Supply chains also have faced increasing risk and frequent disruptions. Supply chain managers (SCMs) have been unable to tackle adversities with the existing infrastructure and resources they are limited to.
Supply chains, thus, need to change. Business leaders, however, have been slow to realise that. Supply chain management by itself is becoming a futile option to sustaining the viabilities of supply chains.
A supply chain is a conglomeration of relationships within & between enterprises which transact, convert, & move merchandise from one operation to the next, starting from the sources (e.g. raw materials) to their ends (i.e., the final end-users). They’re not really chains that are linearly connected by ‘links;’ they branch out like trees. They’re not eco-systems as glorified by some so-called experts; supply chains aren’t jungles. Contracts between individuals & enterprises doing business with each other determine how supply chains operate.
Industrial engineers are most qualified to improve supply chains. IEs would have the competent abilities to tackle the complex systems & structures underlying supply chains, given that they are based on relationships. IEs would have the experience in optimising the methods & frameworks used in supply chain operations. IEs also have the talents to focus on the holistic designs of systems as much as on the processes of specific activities.
IEs would engineer our supply chains, not manage them. Supply chains present a splendid opportunity for IEs to show off their prowess in problem solving and productivity improvements.
We don’t need to be endorsed by professional associations or private groups to be recognised as IEs. We just need to do what the early engineers did more than a century ago, i.e., we should solve problems and build systems via our own initiatives. We should proactively innovate, invent, & implement solutions.

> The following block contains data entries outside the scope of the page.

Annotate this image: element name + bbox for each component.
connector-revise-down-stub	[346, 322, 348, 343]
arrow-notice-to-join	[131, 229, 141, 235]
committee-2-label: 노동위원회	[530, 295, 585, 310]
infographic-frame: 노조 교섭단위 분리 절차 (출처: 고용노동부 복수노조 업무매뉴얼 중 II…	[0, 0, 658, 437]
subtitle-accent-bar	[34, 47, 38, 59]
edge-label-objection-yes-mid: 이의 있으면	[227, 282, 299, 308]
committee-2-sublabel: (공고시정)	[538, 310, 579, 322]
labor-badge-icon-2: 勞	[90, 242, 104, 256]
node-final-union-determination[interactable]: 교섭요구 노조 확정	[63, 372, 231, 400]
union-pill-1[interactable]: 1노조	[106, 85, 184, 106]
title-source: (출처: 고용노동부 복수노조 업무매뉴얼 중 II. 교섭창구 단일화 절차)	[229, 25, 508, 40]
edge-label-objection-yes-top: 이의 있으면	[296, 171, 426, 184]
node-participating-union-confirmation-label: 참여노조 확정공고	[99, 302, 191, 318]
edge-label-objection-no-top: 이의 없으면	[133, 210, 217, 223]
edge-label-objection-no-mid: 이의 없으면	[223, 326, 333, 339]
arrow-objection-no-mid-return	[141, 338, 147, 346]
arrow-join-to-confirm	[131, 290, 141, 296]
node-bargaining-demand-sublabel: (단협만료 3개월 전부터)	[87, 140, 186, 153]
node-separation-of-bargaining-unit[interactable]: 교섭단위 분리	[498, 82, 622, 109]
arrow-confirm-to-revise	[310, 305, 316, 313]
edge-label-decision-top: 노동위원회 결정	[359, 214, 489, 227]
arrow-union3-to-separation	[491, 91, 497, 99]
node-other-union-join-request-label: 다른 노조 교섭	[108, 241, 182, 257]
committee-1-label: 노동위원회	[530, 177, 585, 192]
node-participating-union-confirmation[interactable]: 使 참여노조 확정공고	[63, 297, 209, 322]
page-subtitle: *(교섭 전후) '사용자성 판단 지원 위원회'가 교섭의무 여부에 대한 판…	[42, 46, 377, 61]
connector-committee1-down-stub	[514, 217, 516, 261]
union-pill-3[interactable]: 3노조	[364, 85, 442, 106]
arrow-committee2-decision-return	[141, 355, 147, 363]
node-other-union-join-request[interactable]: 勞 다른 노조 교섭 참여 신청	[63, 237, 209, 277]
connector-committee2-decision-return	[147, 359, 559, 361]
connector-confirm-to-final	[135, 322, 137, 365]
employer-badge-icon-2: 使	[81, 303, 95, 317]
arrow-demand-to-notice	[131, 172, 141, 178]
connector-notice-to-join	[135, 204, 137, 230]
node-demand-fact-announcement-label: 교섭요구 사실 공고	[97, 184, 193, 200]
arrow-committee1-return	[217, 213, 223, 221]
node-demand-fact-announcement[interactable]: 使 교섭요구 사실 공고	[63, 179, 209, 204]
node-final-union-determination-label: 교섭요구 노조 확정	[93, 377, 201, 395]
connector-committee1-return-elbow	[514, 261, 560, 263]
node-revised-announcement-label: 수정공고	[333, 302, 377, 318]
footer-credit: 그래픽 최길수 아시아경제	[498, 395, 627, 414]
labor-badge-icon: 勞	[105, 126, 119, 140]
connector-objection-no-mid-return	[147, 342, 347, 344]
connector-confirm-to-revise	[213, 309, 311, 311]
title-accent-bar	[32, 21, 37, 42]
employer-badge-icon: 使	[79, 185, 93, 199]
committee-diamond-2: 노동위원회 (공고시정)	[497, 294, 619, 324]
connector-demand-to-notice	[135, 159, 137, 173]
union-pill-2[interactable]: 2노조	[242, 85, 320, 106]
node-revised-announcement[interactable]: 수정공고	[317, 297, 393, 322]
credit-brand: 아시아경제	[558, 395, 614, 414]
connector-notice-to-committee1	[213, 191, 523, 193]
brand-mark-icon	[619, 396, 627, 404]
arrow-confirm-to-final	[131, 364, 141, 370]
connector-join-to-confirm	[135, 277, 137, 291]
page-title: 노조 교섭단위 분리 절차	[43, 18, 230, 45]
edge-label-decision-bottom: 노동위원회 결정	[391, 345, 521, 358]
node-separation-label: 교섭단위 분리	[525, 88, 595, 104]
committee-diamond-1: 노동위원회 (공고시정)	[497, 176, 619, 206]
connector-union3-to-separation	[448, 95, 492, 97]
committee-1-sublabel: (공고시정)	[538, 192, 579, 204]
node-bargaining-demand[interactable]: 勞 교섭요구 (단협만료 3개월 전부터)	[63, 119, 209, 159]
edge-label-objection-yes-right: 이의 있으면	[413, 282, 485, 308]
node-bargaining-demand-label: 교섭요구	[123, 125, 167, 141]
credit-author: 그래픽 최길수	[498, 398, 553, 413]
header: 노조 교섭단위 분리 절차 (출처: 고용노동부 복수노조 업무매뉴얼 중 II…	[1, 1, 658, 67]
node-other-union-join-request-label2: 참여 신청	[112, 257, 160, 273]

Nowhere is it more promising to present our IE capabilities than in existing supply chains. There is much potential, if not so many problems, waiting to be worked on in supply chains.
We don’t need to join a club to justify ourselves. We just need to show what we can do.
Some would specialize, look at the trees and introduce changes for the better.
Some would look at the forest and introduce changes for the better.
The objective shall always be to perform better on a continuing basis.
The challenge is how to transform strategies from good to better.
The greater challenge is how to transform strategies from best to better.
The greatest challenge is how to transform our mindset that there will always be a better way of improving the best today.
We would like to call it continuous improvement.